Code coverage and its limits

Code coverage measures the percentage of your code that runs during the test suite — which lines, branches, or functions were exercised. It’s genuinely useful for finding untested code: a module sitting at 0% coverage is a red flag, and watching coverage tells you where to aim next.

But coverage is widely misread. It measures whether a line ran, not whether your test checked anything meaningful about it. You can hit 100% coverage with tests that assert nothing, miss every edge case, or compare against wrong expected values. High coverage with weak assertions is false confidence. Treat coverage as a floor — a signal for gaps — never as a target to chase or a proof of correctness. A smaller suite of sharp, well-asserted tests beats a sprawling one written to game a number.

Tests run automatically

The final piece: tests only protect you if they run, every time. That’s the job of continuous integration — on every push, the CI server builds the code and runs the whole suite, so a regression is caught within minutes of being introduced rather than weeks later in production. Tests plus CI is the combination that lets a team move fast without breaking things. We cover that machinery next, and how tests interact with graceful failure is the subject of robustness & error handling.

Recap

The test pyramid — many fast unit tests at the base, fewer integration tests, a thin layer of slow end-to-end tests on top.
TDD — write the failing test first, then the code; it clarifies intent and guarantees the test really tests something.
Regression tests — lock in every fixed bug so it can never silently come back.
Mocks and fakes — stand in for real dependencies so units can be tested in isolation, deterministically.
Golden files — pin down “correct” for output you can’t eyeball; the key to trusting signal/DSP decoders against known captures.
Coverage is a floor — it shows what ran, not what was checked; never mistake a high number for correctness.

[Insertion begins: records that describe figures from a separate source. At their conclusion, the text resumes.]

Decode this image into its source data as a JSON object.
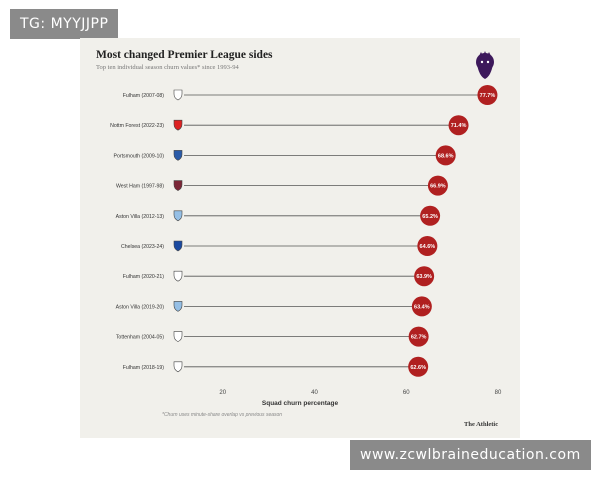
{
  "watermark_top": "TG: MYYJJPP",
  "watermark_bottom": "www.zcwlbraineducation.com",
  "logo": "premier-league-lion-icon",
  "brand": "The Athletic",
  "footnote": "*Churn uses minute-share overlap vs previous season",
  "colors": {
    "bubble": "#b02020",
    "line": "#555555",
    "card": "#f1f0eb",
    "logo": "#3d195b"
  },
  "chart_data": {
    "type": "bar",
    "title": "Most changed Premier League sides",
    "subtitle": "Top ten individual season churn values* since 1993-94",
    "xlabel": "Squad churn percentage",
    "ylabel": "",
    "xlim": [
      0,
      80
    ],
    "xticks": [
      20,
      40,
      60,
      80
    ],
    "grid": false,
    "categories": [
      "Fulham (2007-08)",
      "Nottm Forest (2022-23)",
      "Portsmouth (2009-10)",
      "West Ham (1997-98)",
      "Aston Villa (2012-13)",
      "Chelsea (2023-24)",
      "Fulham (2020-21)",
      "Aston Villa (2019-20)",
      "Tottenham (2004-05)",
      "Fulham (2018-19)"
    ],
    "values": [
      77.7,
      71.4,
      68.6,
      66.9,
      65.2,
      64.6,
      63.9,
      63.4,
      62.7,
      62.6
    ],
    "value_labels": [
      "77.7%",
      "71.4%",
      "68.6%",
      "66.9%",
      "65.2%",
      "64.6%",
      "63.9%",
      "63.4%",
      "62.7%",
      "62.6%"
    ],
    "crest_icons": [
      "fulham-crest-icon",
      "nottm-forest-crest-icon",
      "portsmouth-crest-icon",
      "west-ham-crest-icon",
      "aston-villa-crest-icon",
      "chelsea-crest-icon",
      "fulham-crest-icon",
      "aston-villa-crest-icon",
      "tottenham-crest-icon",
      "fulham-crest-icon"
    ],
    "crest_colors": [
      "#ffffff",
      "#dd2222",
      "#2a5ba8",
      "#7a2636",
      "#95bfe5",
      "#1b4aa0",
      "#ffffff",
      "#95bfe5",
      "#ffffff",
      "#ffffff"
    ]
  }
}
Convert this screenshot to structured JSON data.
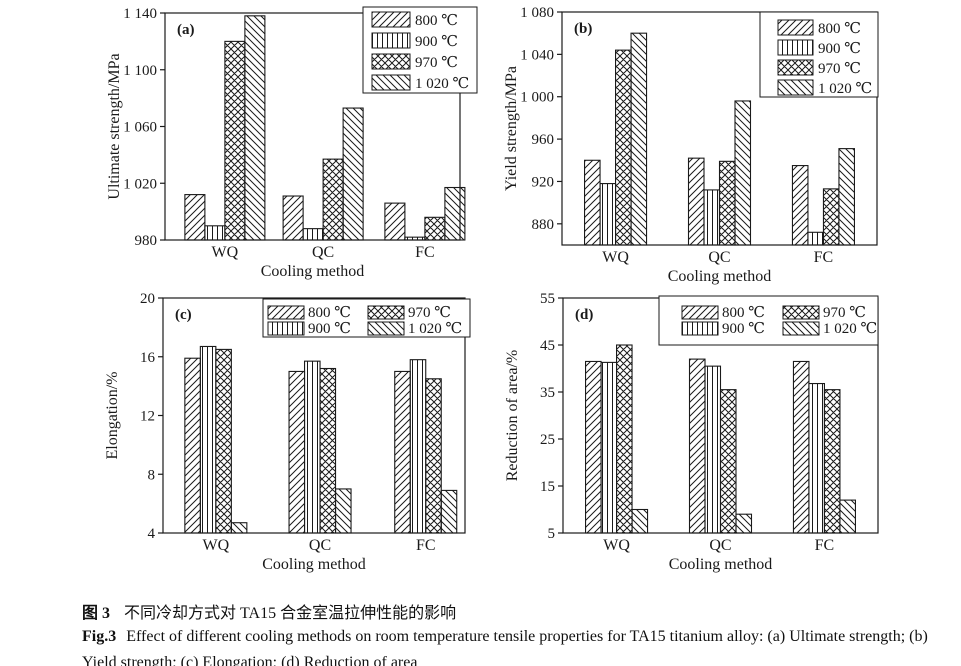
{
  "colors": {
    "ink": "#1a1a1a",
    "background": "#ffffff"
  },
  "figure": {
    "caption_zh": {
      "label": "图 3",
      "text": "不同冷却方式对 TA15 合金室温拉伸性能的影响"
    },
    "caption_en": {
      "label": "Fig.3",
      "line1": "Effect of different cooling methods on room temperature tensile properties for TA15 titanium alloy: (a) Ultimate strength; (b)",
      "line2": "Yield strength; (c) Elongation; (d) Reduction of area"
    }
  },
  "chart_data": [
    {
      "type": "bar",
      "panel_label": "(a)",
      "ylabel": "Ultimate strength/MPa",
      "xlabel": "Cooling method",
      "categories": [
        "WQ",
        "QC",
        "FC"
      ],
      "ylim": [
        980,
        1140
      ],
      "yticks": [
        980,
        1020,
        1060,
        1100,
        1140
      ],
      "ytick_labels": [
        "980",
        "1 020",
        "1 060",
        "1 100",
        "1 140"
      ],
      "grid": false,
      "legend_position": "top-right",
      "legend_columns": 1,
      "series": [
        {
          "name": "800 ℃",
          "pattern": "diagonal-up",
          "values": [
            1012,
            1011,
            1006
          ]
        },
        {
          "name": "900 ℃",
          "pattern": "vertical",
          "values": [
            990,
            988,
            982
          ]
        },
        {
          "name": "970 ℃",
          "pattern": "crosshatch",
          "values": [
            1120,
            1037,
            996
          ]
        },
        {
          "name": "1 020 ℃",
          "pattern": "diagonal-down",
          "values": [
            1138,
            1073,
            1017
          ]
        }
      ]
    },
    {
      "type": "bar",
      "panel_label": "(b)",
      "ylabel": "Yield strength/MPa",
      "xlabel": "Cooling method",
      "categories": [
        "WQ",
        "QC",
        "FC"
      ],
      "ylim": [
        860,
        1080
      ],
      "yticks": [
        880,
        920,
        960,
        1000,
        1040,
        1080
      ],
      "ytick_labels": [
        "880",
        "920",
        "960",
        "1 000",
        "1 040",
        "1 080"
      ],
      "grid": false,
      "legend_position": "top-right",
      "legend_columns": 1,
      "series": [
        {
          "name": "800 ℃",
          "pattern": "diagonal-up",
          "values": [
            940,
            942,
            935
          ]
        },
        {
          "name": "900 ℃",
          "pattern": "vertical",
          "values": [
            918,
            912,
            872
          ]
        },
        {
          "name": "970 ℃",
          "pattern": "crosshatch",
          "values": [
            1044,
            939,
            913
          ]
        },
        {
          "name": "1 020 ℃",
          "pattern": "diagonal-down",
          "values": [
            1060,
            996,
            951
          ]
        }
      ]
    },
    {
      "type": "bar",
      "panel_label": "(c)",
      "ylabel": "Elongation/%",
      "xlabel": "Cooling method",
      "categories": [
        "WQ",
        "QC",
        "FC"
      ],
      "ylim": [
        4,
        20
      ],
      "yticks": [
        4,
        8,
        12,
        16,
        20
      ],
      "ytick_labels": [
        "4",
        "8",
        "12",
        "16",
        "20"
      ],
      "grid": false,
      "legend_position": "top-center",
      "legend_columns": 2,
      "series": [
        {
          "name": "800 ℃",
          "pattern": "diagonal-up",
          "values": [
            15.9,
            15.0,
            15.0
          ]
        },
        {
          "name": "900 ℃",
          "pattern": "vertical",
          "values": [
            16.7,
            15.7,
            15.8
          ]
        },
        {
          "name": "970 ℃",
          "pattern": "crosshatch",
          "values": [
            16.5,
            15.2,
            14.5
          ]
        },
        {
          "name": "1 020 ℃",
          "pattern": "diagonal-down",
          "values": [
            4.7,
            7.0,
            6.9
          ]
        }
      ]
    },
    {
      "type": "bar",
      "panel_label": "(d)",
      "ylabel": "Reduction of area/%",
      "xlabel": "Cooling method",
      "categories": [
        "WQ",
        "QC",
        "FC"
      ],
      "ylim": [
        5,
        55
      ],
      "yticks": [
        5,
        15,
        25,
        35,
        45,
        55
      ],
      "ytick_labels": [
        "5",
        "15",
        "25",
        "35",
        "45",
        "55"
      ],
      "grid": false,
      "legend_position": "top-center",
      "legend_columns": 2,
      "series": [
        {
          "name": "800 ℃",
          "pattern": "diagonal-up",
          "values": [
            41.5,
            42.0,
            41.5
          ]
        },
        {
          "name": "900 ℃",
          "pattern": "vertical",
          "values": [
            41.3,
            40.5,
            36.8
          ]
        },
        {
          "name": "970 ℃",
          "pattern": "crosshatch",
          "values": [
            45.0,
            35.5,
            35.5
          ]
        },
        {
          "name": "1 020 ℃",
          "pattern": "diagonal-down",
          "values": [
            10.0,
            9.0,
            12.0
          ]
        }
      ]
    }
  ]
}
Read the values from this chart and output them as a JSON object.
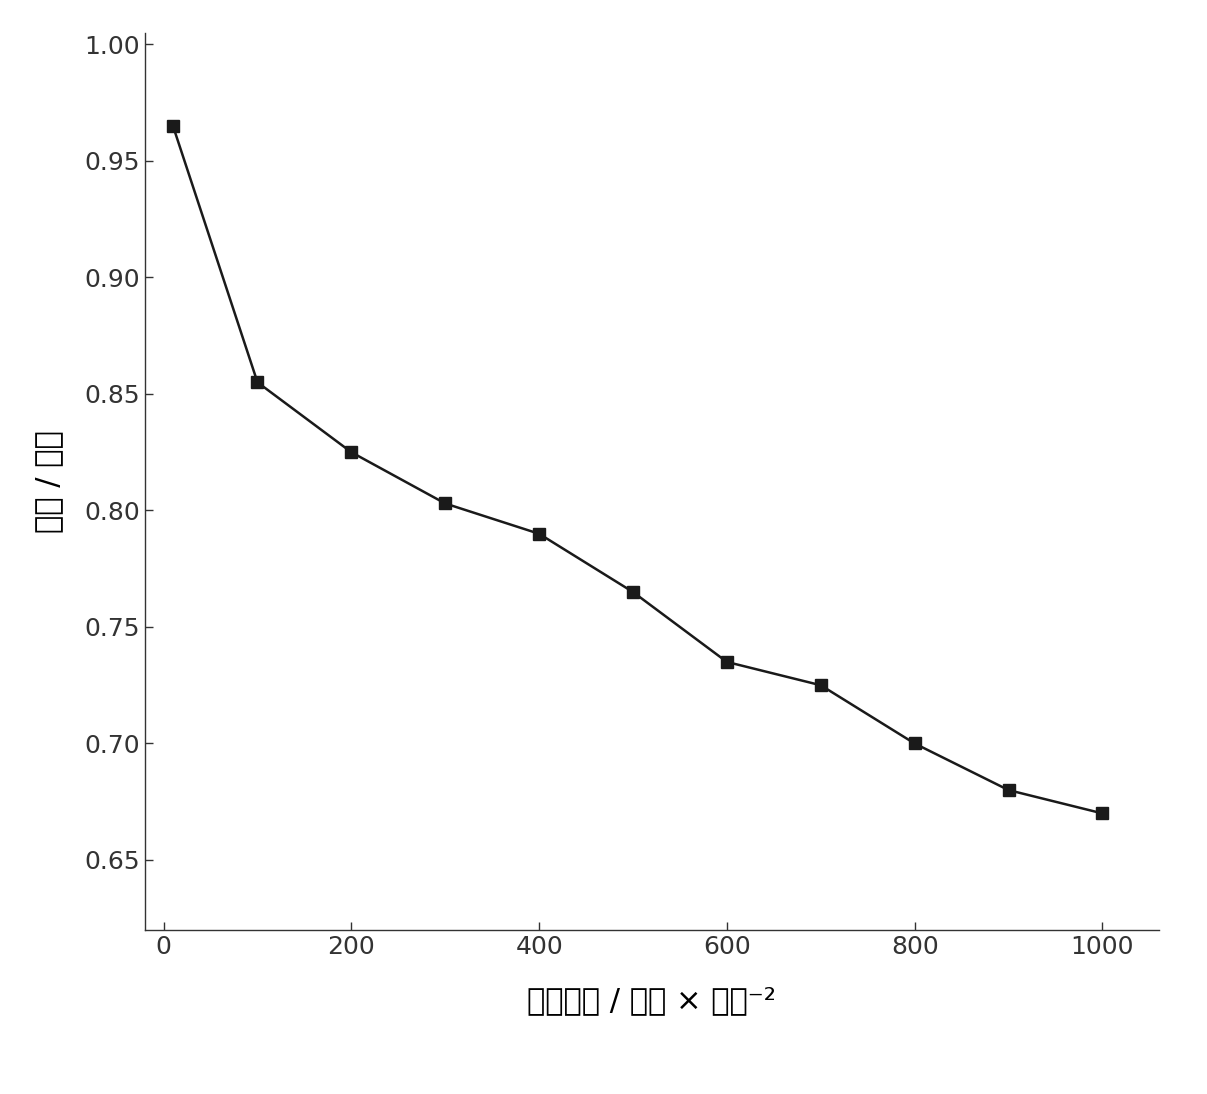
{
  "x": [
    10,
    100,
    200,
    300,
    400,
    500,
    600,
    700,
    800,
    900,
    1000
  ],
  "y": [
    0.965,
    0.855,
    0.825,
    0.803,
    0.79,
    0.765,
    0.735,
    0.725,
    0.7,
    0.68,
    0.67
  ],
  "xlabel": "电流密度 / 毫安 × 里米⁻²",
  "ylabel": "电压 / 伏特",
  "xlim": [
    -20,
    1060
  ],
  "ylim": [
    0.62,
    1.005
  ],
  "xticks": [
    0,
    200,
    400,
    600,
    800,
    1000
  ],
  "yticks": [
    0.65,
    0.7,
    0.75,
    0.8,
    0.85,
    0.9,
    0.95,
    1.0
  ],
  "line_color": "#1a1a1a",
  "marker": "s",
  "marker_size": 8,
  "line_width": 1.8,
  "background_color": "#ffffff",
  "plot_bg_color": "#ffffff",
  "label_fontsize": 22,
  "tick_fontsize": 18
}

Next up: how code gets compiled, tested, and shipped automatically — build systems, CI/CD & automation.

Frequently asked questions

What's the difference between unit, integration, and end-to-end tests?

A unit test checks one small piece (a function or class) in isolation. An integration test checks that several pieces work together correctly — say, a parser feeding a decoder. An end-to-end test exercises the whole system the way a user would, from input to output. Unit tests are fast and numerous; end-to-end tests are slow and few, which is why the test pyramid favors many unit tests at the base.

Does 100% code coverage mean my code is bug-free?

No. Coverage only measures which lines ran during tests, not whether your assertions actually checked the right things. You can execute every line and still assert nothing meaningful, miss edge cases, or have wrong expected values. Coverage is a useful signal for finding untested code, but it’s a floor, not a guarantee of correctness.

What is a golden file and when would I use one?

A golden file is a known-good reference output saved alongside your tests. The test runs your code against a fixed input and compares the result byte-for-byte (or value-for-value) against the golden file. It’s ideal when output is large or complex and hard to eyeball — like the decoded result of a captured radio signal — because it pins down exactly what “correct” means and flags any regression instantly.